Yellow metal is considered as the safest investment since the millennials. Even a minor disturbance sets the price of gold high. From economic crises to war, even natural disasters, the gold rate is highly sensitive to such stimuli. Let’s understand demand and supply. It has an invisible hand, when the demand is high, supply is low that leads to high rates, vice versa supply is abundant then the demand is low which means prices will be low. Let’s discuss the historical events that impacted the gold rates.
2008 financial crisis
One of the most chaotic times in modern economic history, the 2008 Global Financial Crisis had a significant effect on investor behavior and international markets. The gold prices just doubled from above $825 to over $1,650 per ounce following the Lehman Brothers collapse in 2008 as U.S. Federal Reserves implemented slashing interest rates.The rates were volatile because the investors found gold to be the safe haven asset at that moment.
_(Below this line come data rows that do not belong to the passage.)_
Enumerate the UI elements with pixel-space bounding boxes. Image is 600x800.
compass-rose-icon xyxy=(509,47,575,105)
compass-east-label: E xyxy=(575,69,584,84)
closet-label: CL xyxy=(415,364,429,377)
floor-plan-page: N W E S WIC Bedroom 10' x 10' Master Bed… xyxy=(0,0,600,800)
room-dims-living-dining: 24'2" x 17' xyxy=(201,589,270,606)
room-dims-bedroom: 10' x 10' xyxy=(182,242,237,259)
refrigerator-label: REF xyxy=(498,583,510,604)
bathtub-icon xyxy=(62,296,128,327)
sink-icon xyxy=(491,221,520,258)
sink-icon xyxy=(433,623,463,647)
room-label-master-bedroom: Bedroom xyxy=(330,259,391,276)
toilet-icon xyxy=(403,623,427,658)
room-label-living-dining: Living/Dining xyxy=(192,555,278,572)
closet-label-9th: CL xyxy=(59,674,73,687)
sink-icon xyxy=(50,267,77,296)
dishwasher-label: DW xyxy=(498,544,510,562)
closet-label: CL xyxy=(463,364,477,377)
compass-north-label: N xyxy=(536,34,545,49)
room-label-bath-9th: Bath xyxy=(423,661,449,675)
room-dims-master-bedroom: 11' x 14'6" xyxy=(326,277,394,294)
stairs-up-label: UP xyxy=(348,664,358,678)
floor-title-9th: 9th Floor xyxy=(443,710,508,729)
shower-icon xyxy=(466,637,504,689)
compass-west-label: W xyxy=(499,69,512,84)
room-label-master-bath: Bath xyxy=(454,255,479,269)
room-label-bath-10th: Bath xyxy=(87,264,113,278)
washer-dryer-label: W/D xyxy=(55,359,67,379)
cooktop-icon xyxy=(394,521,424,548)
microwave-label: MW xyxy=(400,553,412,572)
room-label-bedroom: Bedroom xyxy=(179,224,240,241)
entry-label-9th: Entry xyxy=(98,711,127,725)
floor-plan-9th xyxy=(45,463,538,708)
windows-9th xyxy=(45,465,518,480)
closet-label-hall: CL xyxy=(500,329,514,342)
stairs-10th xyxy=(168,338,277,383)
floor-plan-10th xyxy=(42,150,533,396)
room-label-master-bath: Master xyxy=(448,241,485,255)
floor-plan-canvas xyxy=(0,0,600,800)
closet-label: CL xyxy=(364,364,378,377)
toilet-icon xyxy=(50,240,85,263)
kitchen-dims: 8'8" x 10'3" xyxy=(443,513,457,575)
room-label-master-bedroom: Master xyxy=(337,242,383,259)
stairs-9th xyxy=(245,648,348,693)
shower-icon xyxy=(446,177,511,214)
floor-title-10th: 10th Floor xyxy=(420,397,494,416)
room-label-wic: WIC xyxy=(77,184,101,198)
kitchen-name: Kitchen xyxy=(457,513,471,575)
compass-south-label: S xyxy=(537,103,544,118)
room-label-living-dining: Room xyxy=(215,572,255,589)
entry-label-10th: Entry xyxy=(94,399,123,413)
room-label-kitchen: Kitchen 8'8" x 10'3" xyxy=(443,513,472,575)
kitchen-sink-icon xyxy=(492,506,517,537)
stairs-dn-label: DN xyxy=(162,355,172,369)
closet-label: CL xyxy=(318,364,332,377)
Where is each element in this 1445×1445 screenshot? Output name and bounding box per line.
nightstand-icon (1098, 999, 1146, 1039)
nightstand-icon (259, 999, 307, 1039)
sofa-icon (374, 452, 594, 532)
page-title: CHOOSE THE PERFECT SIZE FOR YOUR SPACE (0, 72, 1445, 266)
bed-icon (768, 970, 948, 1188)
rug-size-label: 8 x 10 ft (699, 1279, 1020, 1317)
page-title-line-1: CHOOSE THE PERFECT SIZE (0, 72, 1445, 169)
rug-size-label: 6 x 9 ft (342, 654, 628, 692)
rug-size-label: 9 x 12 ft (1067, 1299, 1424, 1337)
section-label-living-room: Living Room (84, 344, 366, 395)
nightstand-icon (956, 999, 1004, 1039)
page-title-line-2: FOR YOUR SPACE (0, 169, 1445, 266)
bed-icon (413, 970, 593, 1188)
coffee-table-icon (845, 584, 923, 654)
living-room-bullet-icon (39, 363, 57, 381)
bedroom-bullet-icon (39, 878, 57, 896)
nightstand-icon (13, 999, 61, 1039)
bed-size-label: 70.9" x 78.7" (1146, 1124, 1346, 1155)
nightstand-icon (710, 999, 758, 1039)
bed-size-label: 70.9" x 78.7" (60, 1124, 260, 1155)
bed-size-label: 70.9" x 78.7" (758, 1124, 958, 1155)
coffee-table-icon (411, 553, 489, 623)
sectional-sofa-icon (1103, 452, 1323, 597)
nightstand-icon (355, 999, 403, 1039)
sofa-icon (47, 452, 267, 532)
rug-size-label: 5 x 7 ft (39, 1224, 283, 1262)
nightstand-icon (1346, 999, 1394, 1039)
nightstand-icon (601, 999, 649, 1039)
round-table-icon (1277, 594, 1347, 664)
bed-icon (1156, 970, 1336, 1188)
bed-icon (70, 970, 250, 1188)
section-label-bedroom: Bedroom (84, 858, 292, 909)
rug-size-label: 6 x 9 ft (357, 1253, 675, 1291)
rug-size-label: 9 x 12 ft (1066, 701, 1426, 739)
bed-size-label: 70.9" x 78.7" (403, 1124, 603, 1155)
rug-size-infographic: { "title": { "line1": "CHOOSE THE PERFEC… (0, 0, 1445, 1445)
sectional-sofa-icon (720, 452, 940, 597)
European Economic Uncertainty in 2011
In 2011 the European Economy was riveted by uncertainty. This was due to a large eurozone being unable to repay the debt. Several member states, including Greece, Ireland, Portugal, and Spain, faced unsustainable debt levels, leading to fears of potential defaults and the need for international bailouts. Historically , gold has been seen as the safe space or store of value in situations of crisis. This made gold a preferred hedge against systemic risk and potential currency devaluation.
Covid-19 Pandemic, 2020
As the pandemic spread rapidly from China to the rest of the world, the whole world came to halt as the government had to impose strict lockdowns. These lockdowns lead to disruptions in economic activities all over the world. The stock markets crashed, real estate rates went down and the gold prices surged.
US Policies and Tariffs
With the recent legislative moves by the US president, like the introduction of tariffs and economic sanctions, there’s been a wave of uncertainty that has investors flocking to gold as a safe haven. For instance, in April 2025, gold prices hit record highs when new tariffs were rolled out, although they dipped slightly afterward as the official stance became more relaxed.
Central Bank Purchases
If we observe the previous three years, central banks around the globe have been buying over 1,000 tonnes of gold aggressively each year shattering records across the board. This rise largely depends on concerns about currency stability,rising inflation and geopolitical tensions.
Conclusion
Gold is considered a safe-haven when every other investment seems risky. It is considered a safe investment during the time of crisis. Historically, the price of gold has gone up when there’s inflation or devaluation of currency. Gold can diversify investments unlike stocks and bonds. All these reasons make gold attractive to investors. It is not only easy to buy or sell quickly because of its broad acceptance and liquidity but it reduces the risk of investors losing value.
Note- Data Source All the data is taken from moneycontrol.